WesBank clarifies vehicle finance terms
Few things in life can compare to the joy of buying a new car, especially when it’s one’s very first dream car. Getting behind the wheel of that dream car, however, requires financial means that most buyers just don’t have.
To bridge this affordability gap, banks have developed a number of vehicle finance products and services to suit different customers’ needs.
Instalment finance
This is the most common of all vehicle financing options. Monthly repayments or instalments are calculated on the purchase price of a vehicle, minus whatever deposit is put down by the car buyer at the start of the finance contract. The financing term can range between 12 and 96 months. The longer the term, the lower the monthly repayment will be.

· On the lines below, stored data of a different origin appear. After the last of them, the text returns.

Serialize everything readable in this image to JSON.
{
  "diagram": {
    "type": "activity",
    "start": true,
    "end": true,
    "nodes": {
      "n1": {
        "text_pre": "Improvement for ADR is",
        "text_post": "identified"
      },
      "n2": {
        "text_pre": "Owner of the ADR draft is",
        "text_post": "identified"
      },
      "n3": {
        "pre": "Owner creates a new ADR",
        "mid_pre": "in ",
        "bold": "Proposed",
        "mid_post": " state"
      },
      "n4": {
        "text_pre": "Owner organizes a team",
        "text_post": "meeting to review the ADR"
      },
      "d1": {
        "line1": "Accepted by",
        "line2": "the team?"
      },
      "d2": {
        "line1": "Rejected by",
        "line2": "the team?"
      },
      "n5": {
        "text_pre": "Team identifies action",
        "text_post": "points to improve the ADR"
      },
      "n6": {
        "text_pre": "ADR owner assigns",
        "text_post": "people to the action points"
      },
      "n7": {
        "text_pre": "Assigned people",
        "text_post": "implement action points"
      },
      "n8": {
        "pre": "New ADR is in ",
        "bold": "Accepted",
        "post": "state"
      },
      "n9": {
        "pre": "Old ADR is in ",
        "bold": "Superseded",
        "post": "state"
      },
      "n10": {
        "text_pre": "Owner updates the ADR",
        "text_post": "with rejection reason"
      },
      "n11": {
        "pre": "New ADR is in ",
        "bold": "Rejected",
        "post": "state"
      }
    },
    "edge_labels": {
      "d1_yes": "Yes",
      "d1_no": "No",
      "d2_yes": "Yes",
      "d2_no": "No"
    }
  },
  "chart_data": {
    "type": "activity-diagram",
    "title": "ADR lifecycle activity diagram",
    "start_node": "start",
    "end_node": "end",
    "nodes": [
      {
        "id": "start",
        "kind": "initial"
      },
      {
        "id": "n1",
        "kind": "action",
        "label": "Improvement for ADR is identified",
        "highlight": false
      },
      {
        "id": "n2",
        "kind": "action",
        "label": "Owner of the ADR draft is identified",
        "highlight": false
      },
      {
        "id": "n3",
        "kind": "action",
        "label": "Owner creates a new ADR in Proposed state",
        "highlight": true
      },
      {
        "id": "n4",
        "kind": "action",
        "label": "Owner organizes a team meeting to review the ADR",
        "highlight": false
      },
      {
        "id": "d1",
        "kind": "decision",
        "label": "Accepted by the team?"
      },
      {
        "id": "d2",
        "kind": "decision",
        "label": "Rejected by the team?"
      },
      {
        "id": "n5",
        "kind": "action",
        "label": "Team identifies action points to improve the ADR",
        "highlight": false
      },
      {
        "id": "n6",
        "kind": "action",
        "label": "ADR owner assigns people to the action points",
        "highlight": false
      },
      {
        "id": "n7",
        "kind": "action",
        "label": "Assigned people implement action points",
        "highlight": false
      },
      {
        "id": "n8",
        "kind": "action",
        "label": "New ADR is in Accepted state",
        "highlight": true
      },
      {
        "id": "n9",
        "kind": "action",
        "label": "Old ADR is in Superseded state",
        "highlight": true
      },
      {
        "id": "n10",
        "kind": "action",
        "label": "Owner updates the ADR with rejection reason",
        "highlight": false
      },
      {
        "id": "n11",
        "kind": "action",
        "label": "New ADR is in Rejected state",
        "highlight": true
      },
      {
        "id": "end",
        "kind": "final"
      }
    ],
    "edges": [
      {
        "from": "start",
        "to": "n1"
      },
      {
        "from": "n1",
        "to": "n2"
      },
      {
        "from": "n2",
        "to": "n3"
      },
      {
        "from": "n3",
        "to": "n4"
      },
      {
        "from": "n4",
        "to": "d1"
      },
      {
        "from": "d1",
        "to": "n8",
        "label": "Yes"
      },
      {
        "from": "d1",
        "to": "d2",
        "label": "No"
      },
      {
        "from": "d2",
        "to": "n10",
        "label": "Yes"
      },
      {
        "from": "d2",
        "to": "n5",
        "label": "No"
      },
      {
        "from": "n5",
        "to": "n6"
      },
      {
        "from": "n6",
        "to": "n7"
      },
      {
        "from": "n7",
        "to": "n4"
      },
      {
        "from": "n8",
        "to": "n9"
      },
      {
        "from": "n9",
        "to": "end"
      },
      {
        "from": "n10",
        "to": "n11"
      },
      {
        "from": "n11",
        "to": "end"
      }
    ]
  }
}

However, interest is charged for the duration of the contract.
Instalment finance with a balloon payment
The instalment finance contract with a balloon payment is similar to the traditional instalment finance deal, except that a portion of the purchase price—up to 35%—is set aside until the end of the finance term. This is done to bring down the monthly repayments, as they are calculated on a lower amount. Unlike a deposit, a balloon payment is due at the end of the financial term. Since buyers will be liable for the lump sum upon the end of the finance period, buyers should exercise careful consideration around balloon payment terms. It's crucial for consumers to understand that a balloon payment finance contract calculates interest based on the entire vehicle purchase price, which includes the balloon amount.
Customers should set aside some of their monthly instalment savings to cover the balloon payment. If the customer is able to pay off the balloon amount at the end of the financing term, there are no additional interest charges. Alternatively, the customer has the option to refinance the balloon amount. If the customer cannot settle the balloon amount, it can be refinanced, incurring interest from the start of the new finance contract.
Guaranteed Future Value
GFV plans are becoming increasingly popular in South Africa. As a vehicle ages, its value depreciates from the moment it leaves the showroom floor. In line with this depreciation, a GFV plan calculates what the future monetary value of a vehicle will be if specific conditions are met, including mileage and maintenance. This future value is guaranteed at the start of the agreement, making it easier to plan ahead.
An additional benefit is that, at the end of the prearranged contract term (typically three or four years), the customer can get a good idea of how much their car will be worth. At this point, the customer has three options: either they can enter into another GFV deal and drive away in a new vehicle, settle the outstanding amount and own the vehicle, or simply return the vehicle to the respective dealership and walk away, provided the driver didn't exceed the allotted mileage and the vehicle is in good condition.
Despite the benefits of guaranteed future value agreements, it's crucial to remember that non-compliance with the conditions of the GFV contract can result in penalties. With a GFV contract, the consumer is essentially only paying for the use of the vehicle. This is why it’s important to know more or less the distance that the vehicle will travel during the GFV term.
Understanding the various vehicle financing options available can help prospective car buyers make informed decisions based on their financial situation. Whether you choose traditional financing, a balloon payment plan, or a guaranteed future value agreement, it is critical to consider the long-term implications and plan accordingly. WesBank's range of tailored finance products ensures that every buyer can find a solution that fits their needs, making the dream of owning a car more accessible than ever.